Unique Vase ‘Kline Black Wide Open Vase’ by Peter Layton
This Peter Layton unique vase is truly magnificent. This extra large wide open vase within the Kline Black series is no exception. Striking, thick lines of black lie around the vase. The white has speckles of black such as that left behind from a brushstroke. A commanding piece that will preside well, in a light airy space for all to admire
In the Kline series, Peter views his glass form as a canvas, awaiting gesture and colour. Emulating Franz Kline’s technique on glass. Peter seeks not to replicate but present a more sculptural and painterly perspective.
N.B. Peter Layton personally signs all his unique vase collection, as with all of his work.
Unique Vase Artist
It is hard to know where to start when you are beginning the biography of an internationally-renowned, living legend. When Boha Glass set up virtual shop in 2010, Peter Layton was one of those names that rang in your ear with a hallowed tone. Since first seeing his undulating, reef-coloured glass artistry we have been smitten, like love-struck teenagers.
Peter was born in Prague in 1937, but his family settled in Bradford after fleeing the Nazis when Peter was just two years old. He grew up in West Yorkshire and discovered his love of the Arts, in part, thanks to his grandfather.
At school in Bradford, his talent for art was encouraged and he became good friends with David Hockney. Peter went on to Bradford Technical College to study textiles whilst working in the rag trade between classes. He then did his stint of National Service, followed by a year on a kibbutz, before linking back up with Hockney at Bradford College of Art.

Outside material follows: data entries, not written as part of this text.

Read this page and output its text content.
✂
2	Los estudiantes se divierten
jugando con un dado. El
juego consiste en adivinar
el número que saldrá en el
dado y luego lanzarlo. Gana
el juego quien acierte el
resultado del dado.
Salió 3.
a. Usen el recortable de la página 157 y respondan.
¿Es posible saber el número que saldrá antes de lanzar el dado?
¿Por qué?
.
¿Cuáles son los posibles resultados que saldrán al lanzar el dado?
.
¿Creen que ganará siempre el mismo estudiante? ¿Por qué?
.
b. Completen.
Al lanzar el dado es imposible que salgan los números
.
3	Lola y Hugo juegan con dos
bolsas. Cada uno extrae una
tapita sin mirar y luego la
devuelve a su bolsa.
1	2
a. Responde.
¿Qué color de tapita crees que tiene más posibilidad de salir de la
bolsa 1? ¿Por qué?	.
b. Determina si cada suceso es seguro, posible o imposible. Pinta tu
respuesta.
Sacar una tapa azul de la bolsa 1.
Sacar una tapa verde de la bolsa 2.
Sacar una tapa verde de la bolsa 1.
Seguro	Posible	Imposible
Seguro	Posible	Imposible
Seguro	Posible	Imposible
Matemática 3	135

Here he abandoned textiles and painting in favour of ceramics at the Central School of Art in London. However, whilst teaching ceramics at the University of Iowa, Peter fell in love with the medium of glass. While teaching there he met an acquaintance of the pioneering Studio Glass artist Harvey Littleton. Peter improved his skills of glass artistry, however after an initial explosion and a badly burnt hand, Peter nearly gave up glass blowing for good. Thankfully, he persevered and set up the London Glassblowing Studio and Gallery in 1976. This studio is now one of the world’s foremost glassmaking centres; bang in the middle of London.